18 juillet 2019
Retrait d’un dos d’âne
La sécurité inquiète sur la rue Colibri
Par: Sarah-Eve Charland

La pancarte fluorescente a été à nouveau fixée après qu’elle ait été arrachée il y a quelques semaines. Photo Sarah-Eve Charland | L’Œil Régional ©

Un résident de la rue Colibri, Simon Henry, s’inquiète de la sécurité sur la rue depuis le retrait d’un dos d’âne l’année dernière. Après de multiples interventions auprès de la municipalité, il déplore qu’aucune mesure significative n’ait été mise en place pour réduire la vitesse des automobilistes.

Le résident, ambulancier de métier, souligne que la rue Colibri est large et droite, ce qui permet aux automobilistes d’accélérer facilement. La rue se situe dans un quartier jugé familial. Un corridor scolaire longe cette artère.

« Ce ne sont pas nécessairement des gens de mauvaise foi, mais on doit se protéger contre nous-mêmes. Je le vois avec mon travail. Des fois, on n’y pense pas, on est pressé et on va peser plus sur la pédale. C’est à ce moment-là que des accidents arrivent », souligne-t-il.

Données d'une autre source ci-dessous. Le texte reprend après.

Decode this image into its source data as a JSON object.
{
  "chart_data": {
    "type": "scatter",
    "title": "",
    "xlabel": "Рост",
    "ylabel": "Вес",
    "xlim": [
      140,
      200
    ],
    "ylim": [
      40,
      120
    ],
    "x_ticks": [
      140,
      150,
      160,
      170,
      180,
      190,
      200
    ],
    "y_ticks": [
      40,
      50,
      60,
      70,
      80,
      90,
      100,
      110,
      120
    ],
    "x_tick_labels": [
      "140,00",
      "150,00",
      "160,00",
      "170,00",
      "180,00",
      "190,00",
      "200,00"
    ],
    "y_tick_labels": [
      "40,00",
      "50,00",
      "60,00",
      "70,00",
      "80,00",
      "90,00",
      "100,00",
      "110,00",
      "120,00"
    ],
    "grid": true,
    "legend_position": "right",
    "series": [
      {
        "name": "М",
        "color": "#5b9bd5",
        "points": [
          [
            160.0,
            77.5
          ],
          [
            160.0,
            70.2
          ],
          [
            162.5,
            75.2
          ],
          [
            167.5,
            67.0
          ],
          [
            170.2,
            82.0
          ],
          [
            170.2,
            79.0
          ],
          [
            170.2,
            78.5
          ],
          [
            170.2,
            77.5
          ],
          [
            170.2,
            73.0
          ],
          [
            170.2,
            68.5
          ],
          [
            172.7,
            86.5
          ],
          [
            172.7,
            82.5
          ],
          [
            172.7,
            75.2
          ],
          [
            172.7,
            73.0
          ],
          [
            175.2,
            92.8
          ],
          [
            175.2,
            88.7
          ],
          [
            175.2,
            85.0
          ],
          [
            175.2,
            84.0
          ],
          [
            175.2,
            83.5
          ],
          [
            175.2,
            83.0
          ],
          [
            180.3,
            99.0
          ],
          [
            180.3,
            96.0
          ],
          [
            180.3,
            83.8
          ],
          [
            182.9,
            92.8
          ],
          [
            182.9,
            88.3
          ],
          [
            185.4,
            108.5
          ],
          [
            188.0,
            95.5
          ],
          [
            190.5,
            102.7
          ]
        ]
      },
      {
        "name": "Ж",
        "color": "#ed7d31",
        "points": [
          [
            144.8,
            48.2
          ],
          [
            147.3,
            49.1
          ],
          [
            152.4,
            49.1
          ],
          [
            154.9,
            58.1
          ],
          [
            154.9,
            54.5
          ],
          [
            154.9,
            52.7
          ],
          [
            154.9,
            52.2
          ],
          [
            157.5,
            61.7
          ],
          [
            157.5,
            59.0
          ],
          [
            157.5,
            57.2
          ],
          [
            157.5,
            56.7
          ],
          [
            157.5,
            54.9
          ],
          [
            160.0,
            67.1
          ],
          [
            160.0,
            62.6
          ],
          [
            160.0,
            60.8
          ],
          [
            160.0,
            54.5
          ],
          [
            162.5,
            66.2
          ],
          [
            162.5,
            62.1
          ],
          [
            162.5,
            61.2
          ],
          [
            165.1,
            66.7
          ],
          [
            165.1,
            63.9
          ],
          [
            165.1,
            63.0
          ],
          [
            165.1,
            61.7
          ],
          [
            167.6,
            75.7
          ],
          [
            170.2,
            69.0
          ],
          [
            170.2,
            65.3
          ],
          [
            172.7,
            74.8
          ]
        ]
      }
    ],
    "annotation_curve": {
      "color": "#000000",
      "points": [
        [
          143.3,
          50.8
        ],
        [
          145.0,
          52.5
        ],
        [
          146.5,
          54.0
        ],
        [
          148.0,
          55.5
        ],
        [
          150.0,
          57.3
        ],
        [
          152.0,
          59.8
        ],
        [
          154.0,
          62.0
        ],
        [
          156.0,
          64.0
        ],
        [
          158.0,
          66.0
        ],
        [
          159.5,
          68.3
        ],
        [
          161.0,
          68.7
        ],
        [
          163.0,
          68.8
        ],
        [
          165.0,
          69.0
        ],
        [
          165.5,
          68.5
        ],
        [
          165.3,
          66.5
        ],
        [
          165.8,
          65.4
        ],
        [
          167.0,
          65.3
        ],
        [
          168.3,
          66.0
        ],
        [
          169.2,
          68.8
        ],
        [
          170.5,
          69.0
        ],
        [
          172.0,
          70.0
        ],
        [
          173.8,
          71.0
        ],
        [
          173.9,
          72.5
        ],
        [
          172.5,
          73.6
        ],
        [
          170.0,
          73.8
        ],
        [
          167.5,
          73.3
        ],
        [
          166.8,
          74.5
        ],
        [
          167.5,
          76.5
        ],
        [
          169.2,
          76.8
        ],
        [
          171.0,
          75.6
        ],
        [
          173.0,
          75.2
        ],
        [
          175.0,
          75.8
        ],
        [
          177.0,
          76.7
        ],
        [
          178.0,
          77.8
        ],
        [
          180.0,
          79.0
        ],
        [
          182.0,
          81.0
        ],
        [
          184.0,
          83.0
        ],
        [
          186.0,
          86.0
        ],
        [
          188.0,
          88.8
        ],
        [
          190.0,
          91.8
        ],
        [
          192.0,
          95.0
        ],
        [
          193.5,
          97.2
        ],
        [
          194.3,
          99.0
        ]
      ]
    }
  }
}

En juin 2018, des résidents de la rue se sont plaints des vibrations créées par le dos d’âne lorsque des véhicules circulaient, craignant même des dommages aux fondations de leurs maisons. La Ville a envoyé des lettres aux citoyens du secteur demandant leur avis sur la présence du dos d’âne. Les citoyens devaient retourner la lettre en mentionnant s’ils étaient en faveur ou non du retrait du dos d’âne. Belœil a comptabilisé 22 citoyens favorables et 4 en désaccord.

Le dos d’âne a été retiré à l’été. M. Henry avait alors demandé une mesure alternative afin d’inciter le ralentissement des voitures. Au printemps suivant, il a contacté la conseillère municipale du district, Odette Martin. Après quelques appels, une pancarte fluorescente a été installée, de façon temporaire, sur la rue. Quelques jours plus tard, l’affiche a été arrachée et s’est retrouvée sur le terrain d’une résidence.

« Des dos d’âne poussent partout à Montréal pour ralentir les gens. Ça va contre les principes de la sécurité d’enlever un dos d’âne à cause de deux ou trois citoyens. Je n’aurais pas pensé ça possible.

À tout le moins, on devrait avoir une solution au moment de l’enlever afin de ne pas laisser ça traîner », croit M. Henry.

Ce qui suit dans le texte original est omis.